|
|
Çiller de yüksek faize kızıp Merkez yönetimini dağıtmıştı
Merkez Bankası üst yönetiminde köklü değişiklik 1993'te de ortaya çıkmıştı. Rüşdü Saracoğlu, dönemin başbakanı Tansu Çiller ile anlaşamayınca Merkez Bankası Başkanlığı'ndan istifa etmek zorunda kaldı. Ercan Kumcu ve Hasan Ersel de başkan yardımcılıklarından ayrıldı. Yerlerine bir süre sonra atama yapıldı. Ancak ağustos başındaki bu olaydan 5.5 ay sonra Türkiye'nin kredi notunun düşürülmesiyle tetiklenen 1994 krizi yaşandı. Sonradan bu krizin temelinde Hazine'nin borçlanma sorununun yattığı görüşü ağırlık kazandı. Gerçekte Merkez Bankası yönetimi yeni, Hazine yönetimi de tamemen başbakanın güdümünde çalışıyordu ve üstüste borçlanma ihalesi, faizleri düşürmek için iptal edilmişti. Piyasada likidite bolluğu vardı. Dönemin başbakanı Çiller'in en çok Merkez Bankası'nın üst yönetiminin siyasetten ayrı hareket tarzına kızdığı gözleniyordu. Çiller, faizi düşürmede Merkez Bankası'nı destek vermemekle eleştiriyordu.

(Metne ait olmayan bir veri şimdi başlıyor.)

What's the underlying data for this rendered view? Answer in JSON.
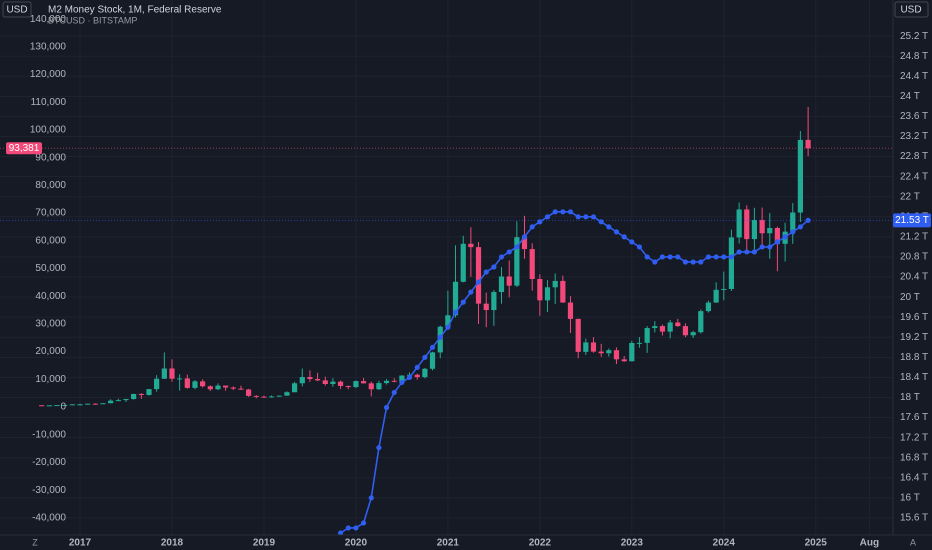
{
  "chart_data": {
    "type": "candlestick",
    "currency": "USD",
    "corner_labels": [
      "Z",
      "A"
    ],
    "grid": true,
    "xlim": [
      2016.13,
      2025.84
    ],
    "xticks": [
      2017,
      2018,
      2019,
      2020,
      2021,
      2022,
      2023,
      2024,
      2025,
      {
        "value": 2025.583,
        "label": "Aug"
      }
    ],
    "ylim": [
      -46200,
      146900
    ],
    "yticks": [
      {
        "value": 140000,
        "label": "140,000"
      },
      {
        "value": 130000,
        "label": "130,000"
      },
      {
        "value": 120000,
        "label": "120,000"
      },
      {
        "value": 110000,
        "label": "110,000"
      },
      {
        "value": 100000,
        "label": "100,000"
      },
      {
        "value": 90000,
        "label": "90,000"
      },
      {
        "value": 80000,
        "label": "80,000"
      },
      {
        "value": 70000,
        "label": "70,000"
      },
      {
        "value": 60000,
        "label": "60,000"
      },
      {
        "value": 50000,
        "label": "50,000"
      },
      {
        "value": 40000,
        "label": "40,000"
      },
      {
        "value": 30000,
        "label": "30,000"
      },
      {
        "value": 20000,
        "label": "20,000"
      },
      {
        "value": 10000,
        "label": "10,000"
      },
      0,
      {
        "value": -10000,
        "label": "-10,000"
      },
      {
        "value": -20000,
        "label": "-20,000"
      },
      {
        "value": -30000,
        "label": "-30,000"
      },
      {
        "value": -40000,
        "label": "-40,000"
      }
    ],
    "y2lim": [
      15.26,
      25.92
    ],
    "y2ticks": [
      {
        "value": 25.2,
        "label": "25.2 T"
      },
      {
        "value": 24.8,
        "label": "24.8 T"
      },
      {
        "value": 24.4,
        "label": "24.4 T"
      },
      {
        "value": 24,
        "label": "24 T"
      },
      {
        "value": 23.6,
        "label": "23.6 T"
      },
      {
        "value": 23.2,
        "label": "23.2 T"
      },
      {
        "value": 22.8,
        "label": "22.8 T"
      },
      {
        "value": 22.4,
        "label": "22.4 T"
      },
      {
        "value": 22,
        "label": "22 T"
      },
      {
        "value": 21.6,
        "label": "21.6 T"
      },
      {
        "value": 21.2,
        "label": "21.2 T"
      },
      {
        "value": 20.8,
        "label": "20.8 T"
      },
      {
        "value": 20.4,
        "label": "20.4 T"
      },
      {
        "value": 20,
        "label": "20 T"
      },
      {
        "value": 19.6,
        "label": "19.6 T"
      },
      {
        "value": 19.2,
        "label": "19.2 T"
      },
      {
        "value": 18.8,
        "label": "18.8 T"
      },
      {
        "value": 18.4,
        "label": "18.4 T"
      },
      {
        "value": 18,
        "label": "18 T"
      },
      {
        "value": 17.6,
        "label": "17.6 T"
      },
      {
        "value": 17.2,
        "label": "17.2 T"
      },
      {
        "value": 16.8,
        "label": "16.8 T"
      },
      {
        "value": 16.4,
        "label": "16.4 T"
      },
      {
        "value": 16,
        "label": "16 T"
      },
      {
        "value": 15.6,
        "label": "15.6 T"
      }
    ],
    "series": [
      {
        "type": "line",
        "name": "M2 Money Stock, 1M, Federal Reserve",
        "axis": "y2",
        "color": "#2f5ef0",
        "last_label": "21.53 T",
        "x": [
          2019.833,
          2019.917,
          2020,
          2020.083,
          2020.167,
          2020.25,
          2020.333,
          2020.417,
          2020.5,
          2020.583,
          2020.667,
          2020.75,
          2020.833,
          2020.917,
          2021,
          2021.083,
          2021.167,
          2021.25,
          2021.333,
          2021.417,
          2021.5,
          2021.583,
          2021.667,
          2021.75,
          2021.833,
          2021.917,
          2022,
          2022.083,
          2022.167,
          2022.25,
          2022.333,
          2022.417,
          2022.5,
          2022.583,
          2022.667,
          2022.75,
          2022.833,
          2022.917,
          2023,
          2023.083,
          2023.167,
          2023.25,
          2023.333,
          2023.417,
          2023.5,
          2023.583,
          2023.667,
          2023.75,
          2023.833,
          2023.917,
          2024,
          2024.083,
          2024.167,
          2024.25,
          2024.333,
          2024.417,
          2024.5,
          2024.583,
          2024.667,
          2024.75,
          2024.833,
          2024.917
        ],
        "values": [
          15.3,
          15.4,
          15.4,
          15.5,
          16.0,
          17.0,
          17.8,
          18.1,
          18.3,
          18.4,
          18.6,
          18.8,
          19.0,
          19.2,
          19.4,
          19.7,
          19.9,
          20.1,
          20.3,
          20.5,
          20.6,
          20.8,
          20.9,
          21.0,
          21.2,
          21.4,
          21.5,
          21.6,
          21.7,
          21.7,
          21.7,
          21.6,
          21.6,
          21.6,
          21.5,
          21.4,
          21.3,
          21.2,
          21.1,
          21.0,
          20.8,
          20.7,
          20.8,
          20.8,
          20.8,
          20.7,
          20.7,
          20.7,
          20.8,
          20.8,
          20.8,
          20.8,
          20.9,
          20.9,
          20.9,
          21.0,
          21.0,
          21.1,
          21.2,
          21.3,
          21.4,
          21.53
        ]
      },
      {
        "type": "candlestick",
        "name": "BTCUSD · BITSTAMP",
        "axis": "y",
        "up_color": "#22ab94",
        "down_color": "#f2497a",
        "last_label": "93,381",
        "x": [
          2016.583,
          2016.667,
          2016.75,
          2016.833,
          2016.917,
          2017,
          2017.083,
          2017.167,
          2017.25,
          2017.333,
          2017.417,
          2017.5,
          2017.583,
          2017.667,
          2017.75,
          2017.833,
          2017.917,
          2018,
          2018.083,
          2018.167,
          2018.25,
          2018.333,
          2018.417,
          2018.5,
          2018.583,
          2018.667,
          2018.75,
          2018.833,
          2018.917,
          2019,
          2019.083,
          2019.167,
          2019.25,
          2019.333,
          2019.417,
          2019.5,
          2019.583,
          2019.667,
          2019.75,
          2019.833,
          2019.917,
          2020,
          2020.083,
          2020.167,
          2020.25,
          2020.333,
          2020.417,
          2020.5,
          2020.583,
          2020.667,
          2020.75,
          2020.833,
          2020.917,
          2021,
          2021.083,
          2021.167,
          2021.25,
          2021.333,
          2021.417,
          2021.5,
          2021.583,
          2021.667,
          2021.75,
          2021.833,
          2021.917,
          2022,
          2022.083,
          2022.167,
          2022.25,
          2022.333,
          2022.417,
          2022.5,
          2022.583,
          2022.667,
          2022.75,
          2022.833,
          2022.917,
          2023,
          2023.083,
          2023.167,
          2023.25,
          2023.333,
          2023.417,
          2023.5,
          2023.583,
          2023.667,
          2023.75,
          2023.833,
          2023.917,
          2024,
          2024.083,
          2024.167,
          2024.25,
          2024.333,
          2024.417,
          2024.5,
          2024.583,
          2024.667,
          2024.75,
          2024.833,
          2024.917
        ],
        "open": [
          624,
          575,
          609,
          700,
          742,
          963,
          970,
          1190,
          1080,
          1350,
          2300,
          2480,
          2880,
          4700,
          4340,
          6460,
          10200,
          13900,
          10200,
          10300,
          6900,
          9250,
          7500,
          6400,
          7730,
          7030,
          6620,
          6320,
          4020,
          3740,
          3460,
          3820,
          4100,
          5330,
          8570,
          10800,
          10100,
          9600,
          8300,
          9150,
          7570,
          7190,
          9350,
          8540,
          6420,
          8630,
          9450,
          9140,
          11350,
          11650,
          10780,
          13800,
          19700,
          28990,
          33100,
          45200,
          58900,
          57700,
          37300,
          35000,
          41500,
          47100,
          43800,
          61300,
          57000,
          46200,
          38500,
          43200,
          45500,
          37700,
          31800,
          19900,
          23300,
          20000,
          19400,
          20500,
          17200,
          16500,
          23100,
          23150,
          28500,
          29200,
          27200,
          30500,
          29200,
          25900,
          27000,
          34600,
          37700,
          42300,
          42600,
          61200,
          71300,
          60600,
          67500,
          62700,
          64600,
          58900,
          63300,
          70200,
          96400
        ],
        "high": [
          626,
          630,
          720,
          755,
          980,
          1150,
          1210,
          1350,
          1420,
          2760,
          2980,
          2930,
          4770,
          4980,
          6470,
          11500,
          19700,
          17200,
          11800,
          11700,
          9750,
          9990,
          7760,
          8500,
          7760,
          7410,
          7680,
          6560,
          4240,
          4100,
          4200,
          4130,
          5640,
          9070,
          13880,
          13200,
          12330,
          10950,
          10400,
          9520,
          7750,
          9580,
          10500,
          9190,
          9480,
          10070,
          10390,
          11450,
          12480,
          12080,
          14100,
          19940,
          29300,
          41950,
          58350,
          61800,
          64900,
          59600,
          41300,
          42200,
          50500,
          52900,
          67000,
          69000,
          59100,
          47900,
          45800,
          48200,
          47400,
          40000,
          31900,
          24700,
          25200,
          22800,
          21100,
          21500,
          18400,
          23900,
          25250,
          29200,
          31000,
          29800,
          31400,
          31800,
          30200,
          27500,
          35200,
          38400,
          45000,
          48900,
          64000,
          73800,
          72800,
          71900,
          72000,
          70000,
          65100,
          66500,
          73600,
          99600,
          108300
        ],
        "low": [
          530,
          570,
          605,
          680,
          740,
          750,
          940,
          890,
          1060,
          1350,
          2100,
          1830,
          2670,
          2970,
          4110,
          5510,
          10100,
          9100,
          5900,
          6600,
          6420,
          7050,
          5760,
          6100,
          5880,
          6120,
          6200,
          3650,
          3130,
          3350,
          3390,
          3680,
          4070,
          5330,
          7440,
          9080,
          9350,
          7730,
          7300,
          6520,
          6430,
          6860,
          8450,
          3850,
          6150,
          8100,
          8900,
          8970,
          10950,
          9880,
          10370,
          13220,
          17600,
          28130,
          32300,
          45000,
          47000,
          30000,
          28800,
          29300,
          37300,
          39600,
          43300,
          53500,
          42000,
          32900,
          34300,
          37200,
          37600,
          26700,
          17600,
          18800,
          19600,
          18150,
          18200,
          15500,
          16300,
          16500,
          21400,
          19550,
          26900,
          25800,
          24800,
          28900,
          25200,
          24900,
          26500,
          34100,
          37600,
          38500,
          41900,
          59000,
          56500,
          56600,
          58400,
          53500,
          49000,
          52500,
          58900,
          66800,
          90500
        ],
        "close": [
          575,
          609,
          700,
          742,
          963,
          970,
          1190,
          1080,
          1350,
          2300,
          2480,
          2880,
          4700,
          4340,
          6460,
          10200,
          13900,
          10200,
          10300,
          6900,
          9250,
          7500,
          6400,
          7730,
          7030,
          6620,
          6320,
          4020,
          3740,
          3460,
          3820,
          4100,
          5330,
          8570,
          10800,
          10100,
          9600,
          8300,
          9150,
          7570,
          7190,
          9350,
          8540,
          6420,
          8630,
          9450,
          9140,
          11350,
          11650,
          10780,
          13800,
          19700,
          28990,
          33100,
          45200,
          58900,
          57700,
          37300,
          35000,
          41500,
          47100,
          43800,
          61300,
          57000,
          46200,
          38500,
          43200,
          45500,
          37700,
          31800,
          19900,
          23300,
          20000,
          19400,
          20500,
          17200,
          16500,
          23100,
          23150,
          28500,
          29200,
          27200,
          30500,
          29200,
          25900,
          27000,
          34600,
          37700,
          42300,
          42600,
          61200,
          71300,
          60600,
          67500,
          62700,
          64600,
          58900,
          63300,
          70200,
          96400,
          93381
        ]
      }
    ]
  }
}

Geçmişle benzerlik Normalde enflasyonu tek haneli rakamlara indirmiş bir hükümetin Merkez Bankası'na atama yaparken, bu kurumun bağımsızlığına özen göstererek, herhangi bir kamu kuruluşuna atama yapar gibi davranmayacağı beklenir. Çünkü söz konusu olan enflasyondan ve Türk Lirası'ndan sorumlu, para ve kur politikalarını yürüten, gerektiğinde hükümeti açık veya örtülü uyaran bir kurum. Şimdi hükümet, geçmiş Merkez Bankası üst yönetimini, faizi yüksek tutmak ve bu yolla kuru aşırı değerlendirmekle eleştiriyor. Hükümetin başarısı kanıtlanmış geçmiş banka yönetimine soğuk yaklaşımında ve yeniden atamamasında faiz politikasının önemli payı olabilir. Bu açıdan 1993'le bir benzerlik var. Bu benzerliği kriz benzerliğinin izlememesi için, hükümetin Merkez Bankası atamalarının bundan sonrasını kurtarması ve 1993'teki hataları tekrarlamaması gerekiyor.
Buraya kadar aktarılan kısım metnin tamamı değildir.